Emotionen sollte Schlosberg in dieser Woche viele erleben. Da war der Empfang bei Bundespräsident Alexander Van der Bellen. Von dessen Rede zeigte sie sich begeistert. „Er war fabelhaft, er hat den perfekten Ton getroffen.“ Von ihrem Vater habe sie immer und immer wieder die Geschichte gehört, wie er als Teenager 1938 in Wien erlebt hatte, wie die Menschen Adolf Hitler hier begrüßten. „Er hat immer gesagt: Österreich war kein Opfer.“ Das nun auch so klar aus dem Mund des Bundespräsidenten zu hören, war für sie ganz offensichtlich eine Wohltat.

Da war aber auch der Besuch der Namensmauer. Hier fand sie den Namen von Leo Perlmutter. Auch von ihm hatte sie wiederholt von ihrem Vater, Marcel Monies (1921–2012), gehört.

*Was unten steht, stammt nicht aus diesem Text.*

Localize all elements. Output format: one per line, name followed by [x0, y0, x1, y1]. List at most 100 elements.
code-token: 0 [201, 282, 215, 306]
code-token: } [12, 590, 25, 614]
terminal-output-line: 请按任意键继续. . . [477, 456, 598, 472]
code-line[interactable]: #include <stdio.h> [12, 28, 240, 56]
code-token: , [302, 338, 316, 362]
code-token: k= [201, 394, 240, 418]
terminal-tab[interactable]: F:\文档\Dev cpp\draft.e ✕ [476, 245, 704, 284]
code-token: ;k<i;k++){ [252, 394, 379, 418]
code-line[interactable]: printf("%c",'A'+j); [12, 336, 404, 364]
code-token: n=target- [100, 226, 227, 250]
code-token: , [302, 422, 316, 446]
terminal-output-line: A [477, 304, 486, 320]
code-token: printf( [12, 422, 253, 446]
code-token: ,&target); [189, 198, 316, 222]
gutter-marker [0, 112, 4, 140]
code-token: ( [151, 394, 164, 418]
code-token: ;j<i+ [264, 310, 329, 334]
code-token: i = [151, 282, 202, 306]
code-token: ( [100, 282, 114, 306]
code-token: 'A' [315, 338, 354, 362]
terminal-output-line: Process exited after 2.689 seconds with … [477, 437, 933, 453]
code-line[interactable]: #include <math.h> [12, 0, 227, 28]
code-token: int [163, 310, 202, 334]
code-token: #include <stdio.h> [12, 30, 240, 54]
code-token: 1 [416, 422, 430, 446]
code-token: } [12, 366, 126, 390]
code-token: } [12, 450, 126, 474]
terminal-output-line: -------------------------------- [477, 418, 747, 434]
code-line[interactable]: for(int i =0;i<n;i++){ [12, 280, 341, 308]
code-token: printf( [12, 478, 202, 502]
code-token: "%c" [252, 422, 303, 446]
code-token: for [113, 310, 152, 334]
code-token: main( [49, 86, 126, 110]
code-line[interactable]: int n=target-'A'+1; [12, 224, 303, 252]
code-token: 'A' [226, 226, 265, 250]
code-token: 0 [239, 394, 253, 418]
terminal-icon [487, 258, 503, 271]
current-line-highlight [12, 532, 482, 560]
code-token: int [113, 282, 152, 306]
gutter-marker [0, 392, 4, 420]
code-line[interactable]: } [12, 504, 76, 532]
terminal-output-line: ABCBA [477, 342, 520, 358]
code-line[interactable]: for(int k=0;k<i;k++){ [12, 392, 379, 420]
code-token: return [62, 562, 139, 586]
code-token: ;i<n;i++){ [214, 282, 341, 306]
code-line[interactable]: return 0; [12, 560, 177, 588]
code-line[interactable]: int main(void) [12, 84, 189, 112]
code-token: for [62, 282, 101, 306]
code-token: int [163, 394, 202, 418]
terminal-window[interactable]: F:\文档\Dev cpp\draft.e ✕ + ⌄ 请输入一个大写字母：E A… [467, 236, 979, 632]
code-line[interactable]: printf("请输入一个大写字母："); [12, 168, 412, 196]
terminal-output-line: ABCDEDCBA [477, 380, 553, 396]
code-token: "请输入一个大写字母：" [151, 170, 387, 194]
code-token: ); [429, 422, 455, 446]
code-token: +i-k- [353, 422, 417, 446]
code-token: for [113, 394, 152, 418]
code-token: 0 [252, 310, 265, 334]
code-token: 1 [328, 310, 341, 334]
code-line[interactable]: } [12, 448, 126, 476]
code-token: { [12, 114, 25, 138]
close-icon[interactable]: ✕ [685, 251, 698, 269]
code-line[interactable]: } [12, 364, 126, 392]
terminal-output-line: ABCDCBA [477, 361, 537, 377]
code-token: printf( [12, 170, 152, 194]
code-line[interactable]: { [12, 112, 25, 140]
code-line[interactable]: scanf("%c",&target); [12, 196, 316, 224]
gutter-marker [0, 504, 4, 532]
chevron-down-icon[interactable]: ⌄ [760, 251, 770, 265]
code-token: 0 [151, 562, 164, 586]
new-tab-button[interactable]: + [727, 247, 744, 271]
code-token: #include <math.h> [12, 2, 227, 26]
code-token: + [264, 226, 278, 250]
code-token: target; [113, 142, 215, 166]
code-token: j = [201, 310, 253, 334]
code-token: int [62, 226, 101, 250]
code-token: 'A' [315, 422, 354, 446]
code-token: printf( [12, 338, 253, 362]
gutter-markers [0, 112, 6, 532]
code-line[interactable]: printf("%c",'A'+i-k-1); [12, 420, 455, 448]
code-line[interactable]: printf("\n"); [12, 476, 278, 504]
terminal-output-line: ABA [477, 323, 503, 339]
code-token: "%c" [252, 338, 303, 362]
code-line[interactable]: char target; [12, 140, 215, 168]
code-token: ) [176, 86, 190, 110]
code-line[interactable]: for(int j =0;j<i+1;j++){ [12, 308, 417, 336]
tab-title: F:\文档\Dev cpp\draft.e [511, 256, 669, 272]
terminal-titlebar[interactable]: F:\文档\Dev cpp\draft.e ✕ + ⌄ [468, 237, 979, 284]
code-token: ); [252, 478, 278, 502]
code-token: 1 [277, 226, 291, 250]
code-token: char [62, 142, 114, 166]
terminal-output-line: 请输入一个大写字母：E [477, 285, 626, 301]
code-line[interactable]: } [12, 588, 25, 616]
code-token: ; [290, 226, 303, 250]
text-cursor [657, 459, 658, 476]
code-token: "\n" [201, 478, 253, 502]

Der Empfang der Österreicher für Hitler hatte ihn bestärkt, so rasch wie möglich das Land zu verlassen. Eigentlich zog es ihn als glühenden Zionisten nach Palästina. Doch über Verwandte, die bereits in den USA lebten, erhielt er ein Affidavit für die Staaten. Als er sich seine Nummer für die Ausreise holen gegangen sei, habe er auch „Onkel Leo“ aufgefordert mitzukommen. Doch dieser habe gesagt: „Nein, es wird nichts passieren.“

Dessen drei Kinder haben überlebt, sie waren teils schon vor 1938 ausgewandert. Der Onkel und dessen Frau aber wurden von den Nationalsozialisten ermordet. Als sie nun vor der Namensmauer stand, habe sie ihre Cousine in Israel – die Enkelin von Leo Perlmutter – mit einem Videocall angerufen. „Und ich habe zu ihr gesagt: Hier sind die Namen deiner Großeltern.“

Bewegt zeigte sich Schlosberg aber auch beim Besuch der ZPC-Schule, die sie unbedingt sehen wollte. Ihr Vater hatte diese in den 1930er-Jahren besucht und stets von ihr geschwärmt. In einer Erinnerung, die er ihr vor einigen Jahren diktierte und die die Tochter nun nach Wien mitgebracht hat, erzählte er zum Beispiel vom damaligen Direktor Viktor Kellner. Sie las den kurzen Text auch der heurigen Maturaklasse der ZPC-Schule vor, mit denen sie sich zuvor ausgetauscht hatte.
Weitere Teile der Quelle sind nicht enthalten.